A characterization of two related classes of Salem numbers (Q1345285)

If \(P\) is a monic polynomial with integer coefficients and \(P^* (z)= z^{\deg P} P(1/z)\) is its reciprocal then sometimes it happens that the polynomial \(Q(z)= zP(z)+ \varepsilon P^* (z)\) (where \(\varepsilon= \pm1\)) has a single zero outside the unit circle. If that zero is positive and not a root of \(z^ 2- az+1\) for some \(a>2\) then it is a Salem number. If one adds the restriction \(| P(0) |=q\) (for fixed \(q\)) and \(\varepsilon=- \text{sgn } P(0)\) then the set of so obtained Salem numbers is denoted by \(A_ q\). The change of the second restriction to \(\varepsilon= \text{sgn } P_ 0 (0)\), where \(P(z)= z^ m P_ 0 (z)\), \(m>0\) and \(P_ 0 (0)\neq 0\) leads to a set \(B_ q\) of Salem numbers.
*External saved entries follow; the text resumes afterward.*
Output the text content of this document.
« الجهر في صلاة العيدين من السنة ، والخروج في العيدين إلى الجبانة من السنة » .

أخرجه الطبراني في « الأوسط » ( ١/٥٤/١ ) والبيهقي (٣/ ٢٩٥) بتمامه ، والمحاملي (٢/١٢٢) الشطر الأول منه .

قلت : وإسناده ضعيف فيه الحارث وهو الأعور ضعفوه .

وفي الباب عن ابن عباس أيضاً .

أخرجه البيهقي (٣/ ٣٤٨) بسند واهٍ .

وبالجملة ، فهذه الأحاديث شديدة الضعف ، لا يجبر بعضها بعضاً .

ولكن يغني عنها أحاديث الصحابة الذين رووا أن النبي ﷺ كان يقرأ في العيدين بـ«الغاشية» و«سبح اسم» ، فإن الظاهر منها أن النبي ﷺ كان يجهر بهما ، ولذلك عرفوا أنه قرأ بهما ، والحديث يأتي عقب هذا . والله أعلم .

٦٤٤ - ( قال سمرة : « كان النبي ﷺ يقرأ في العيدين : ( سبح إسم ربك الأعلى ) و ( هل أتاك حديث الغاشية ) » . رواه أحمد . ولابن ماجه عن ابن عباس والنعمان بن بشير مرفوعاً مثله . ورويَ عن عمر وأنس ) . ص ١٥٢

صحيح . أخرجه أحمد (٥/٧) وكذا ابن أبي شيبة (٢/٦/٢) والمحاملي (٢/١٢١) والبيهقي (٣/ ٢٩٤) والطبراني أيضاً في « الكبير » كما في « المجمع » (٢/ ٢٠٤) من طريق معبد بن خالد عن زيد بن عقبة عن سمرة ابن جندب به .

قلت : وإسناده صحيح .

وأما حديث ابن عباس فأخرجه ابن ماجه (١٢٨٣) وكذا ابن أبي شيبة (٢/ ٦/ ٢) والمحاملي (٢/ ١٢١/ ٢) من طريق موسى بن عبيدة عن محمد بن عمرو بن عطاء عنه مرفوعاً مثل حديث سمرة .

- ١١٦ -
These sets have been considered earlier by the first author [Acta Arith. 39, 207-240 (1981; Zbl 0514.12020)] resp. the second author [Math. Comput. 35, 1361-1377 (1980; Zbl 0447.12002)]. The authors prove a characterization of elements of \(A_ q\) and \(B_ q\) among Salem numbers which imply \(A_ q \subset B_{q-2}\) for \(q\geq 2\).